Speaking of New Yorker parity...

The magazine VIDA: Women in Literary Arts is on the case of the New Yorker - and other publications, with the feature The Count which has nothing to do with Count von Count, you big geek.

Here is their pie chart for how the New Yorker did in 2010:

Which translates into a 26% parity rate for the year.

Now the favorite excuse for why the parity for these various high-falutin' literary publications is half of what it should be in the twenty-first century is because women just don't submit work as much as men.

There are two problems with this argument as it applies to the New Yorker in particular - the New Yorker uses mostly the same cast of characters week after week.

Looking at this week's issue, and not counting the regular critics/columnists, and editor Devid Reminick, I see a bunch of people I recognize from other New Yorker issues: Ryan Lizza, Jane Mayer, Judith Thurman, Malcolm Gladwell, Jill Lepore.

It's a big insiders club. So the slush pile has little impact on gender parity.

Which may explain the second problem with this argument - the parity rate hasn't budged since at least 1971. Since I have handy access to the New Yorker archives I did a random sampling of four issues from 1971. Here's the breakdown:

February 13, 1971
Total bylines: 13
Female: 4
Male: 9
Parity score 30.77%

June 12, 1971
Total bylines: 12
Female: 3
Male: 9
Parity score: 25%

August 14, 1971
Total bylines: 11
Female: 2
Male: 9
Parity score: 18%

November 13, 1971
Total bylines: 19
Female: 3
Male: 16
Parity score: 15.79%

Average parity: 22%. So based on this random sample, parity has improved in 40 years by 4%.
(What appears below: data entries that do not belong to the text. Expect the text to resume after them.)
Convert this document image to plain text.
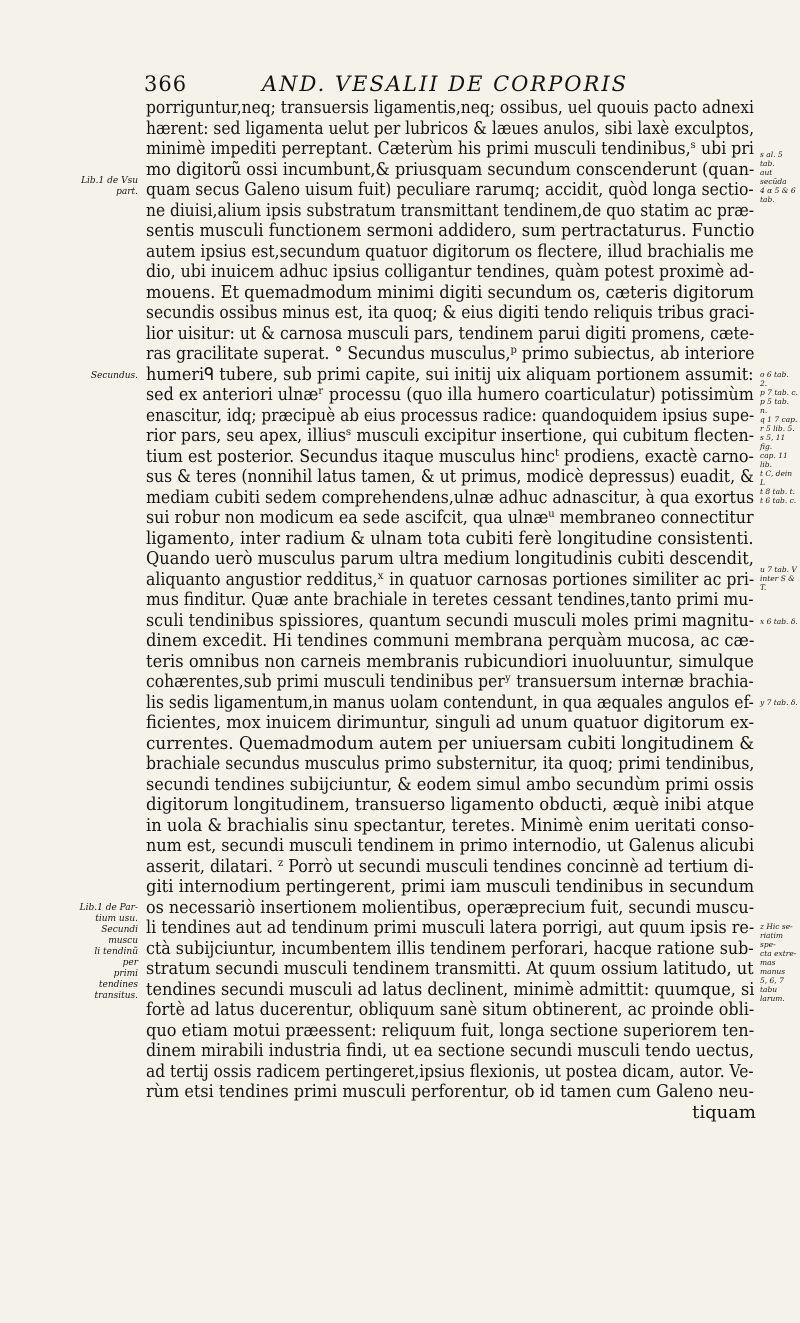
366	AND. VESALII DE CORPORIS
porriguntur,neq; transuersis ligamentis,neq; ossibus, uel quouis pacto adnexi
hærent: sed ligamenta uelut per lubricos & læues anulos, sibi laxè exculptos,
minimè impediti perreptant. Cæterùm his primi musculi tendinibus,ˢ ubi pri
mo digitorũ ossi incumbunt,& priusquam secundum conscenderunt (quan-
quam secus Galeno uisum fuit) peculiare rarumq; accidit, quòd longa sectio-
ne diuisi,alium ipsis substratum transmittant tendinem,de quo statim ac præ-
sentis musculi functionem sermoni addidero, sum pertractaturus. Functio
autem ipsius est,secundum quatuor digitorum os flectere, illud brachialis me
dio, ubi inuicem adhuc ipsius colligantur tendines, quàm potest proximè ad-
mouens. Et quemadmodum minimi digiti secundum os, cæteris digitorum
secundis ossibus minus est, ita quoq; & eius digiti tendo reliquis tribus graci-
lior uisitur: ut & carnosa musculi pars, tendinem parui digiti promens, cæte-
ras gracilitate superat. ° Secundus musculus,ᵖ primo subiectus, ab interiore
humeriᑫ tubere, sub primi capite, sui initij uix aliquam portionem assumit:
sed ex anteriori ulnæʳ processu (quo illa humero coarticulatur) potissimùm
enascitur, idq; præcipuè ab eius processus radice: quandoquidem ipsius supe-
rior pars, seu apex, illiusˢ musculi excipitur insertione, qui cubitum flecten-
tium est posterior. Secundus itaque musculus hincᵗ prodiens, exactè carno-
sus & teres (nonnihil latus tamen, & ut primus, modicè depressus) euadit, &
mediam cubiti sedem comprehendens,ulnæ adhuc adnascitur, à qua exortus
sui robur non modicum ea sede ascifcit, qua ulnæᵘ membraneo connectitur
ligamento, inter radium & ulnam tota cubiti ferè longitudine consistenti.
Quando uerò musculus parum ultra medium longitudinis cubiti descendit,
aliquanto angustior redditus,ˣ in quatuor carnosas portiones similiter ac pri-
mus finditur. Quæ ante brachiale in teretes cessant tendines,tanto primi mu-
sculi tendinibus spissiores, quantum secundi musculi moles primi magnitu-
dinem excedit. Hi tendines communi membrana perquàm mucosa, ac cæ-
teris omnibus non carneis membranis rubicundiori inuoluuntur, simulque
cohærentes,sub primi musculi tendinibus perʸ transuersum internæ brachia-
lis sedis ligamentum,in manus uolam contendunt, in qua æquales angulos ef-
ficientes, mox inuicem dirimuntur, singuli ad unum quatuor digitorum ex-
currentes. Quemadmodum autem per uniuersam cubiti longitudinem &
brachiale secundus musculus primo substernitur, ita quoq; primi tendinibus,
secundi tendines subijciuntur, & eodem simul ambo secundùm primi ossis
digitorum longitudinem, transuerso ligamento obducti, æquè inibi atque
in uola & brachialis sinu spectantur, teretes. Minimè enim ueritati conso-
num est, secundi musculi tendinem in primo internodio, ut Galenus alicubi
asserit, dilatari. ᶻ Porrò ut secundi musculi tendines concinnè ad tertium di-
giti internodium pertingerent, primi iam musculi tendinibus in secundum
os necessariò insertionem molientibus, operæprecium fuit, secundi muscu-
li tendines aut ad tendinum primi musculi latera porrigi, aut quum ipsis re-
ctà subijciuntur, incumbentem illis tendinem perforari, hacque ratione sub-
stratum secundi musculi tendinem transmitti. At quum ossium latitudo, ut
tendines secundi musculi ad latus declinent, minimè admittit: quumque, si
fortè ad latus ducerentur, obliquum sanè situm obtinerent, ac proinde obli-
quo etiam motui præessent: reliquum fuit, longa sectione superiorem ten-
dinem mirabili industria findi, ut ea sectione secundi musculi tendo uectus,
ad tertij ossis radicem pertingeret,ipsius flexionis, ut postea dicam, autor. Ve-
rùm etsi tendines primi musculi perforentur, ob id tamen cum Galeno neu-
tiquam
Lib.1 de Vsu
part.
Secundus.
Lib.1 de Par-
tium usu.
Secundi muscu
li tendinũ per
primi tendines
transitus.
s al. 5 tab.
aut secūda
4 ɑ 5 & 6
tab.
o 6 tab. 2.
p 7 tab. c.
p 5 tab. n.
q 1 7 cap.
r 5 lib. 5.
s 5, 11 fig.
cap. 11 lib.
t C, dein L
t 8 tab. t.
t 6 tab. c.
u 7 tab. V
inter S &
T.
x 6 tab. δ.
y 7 tab. δ.
z Hic se-
riatim spe-
cta extre-
mas manus
5, 6, 7 tabu
larum.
But as is the case now, back in 1971 the same names pop up on the byline - Calvin Trillin, Edmund Wilson, John Updike. It doesn't hurt female representation that at that time Pauline Kael was movie critic and Edith Oliver was the off-Broadway theatre critic - both those spots are filled by men now.

But even discounting the in-crowd policy, are we to assume that women are only 4% more ambitious and career-oriented than in 1971? That would be odd, considering that 45% of all American women were in the workforce in 1970, the number was 60% in 2007. The rate for American men at the same time went from 82% in 1970 down to 75% in 2007.

So if the parity rate has changed so little in that amount of time, what can we conclude? That the New Yorker is an exclusive club that feels that a steady three men for every woman contributor ratio is just about right.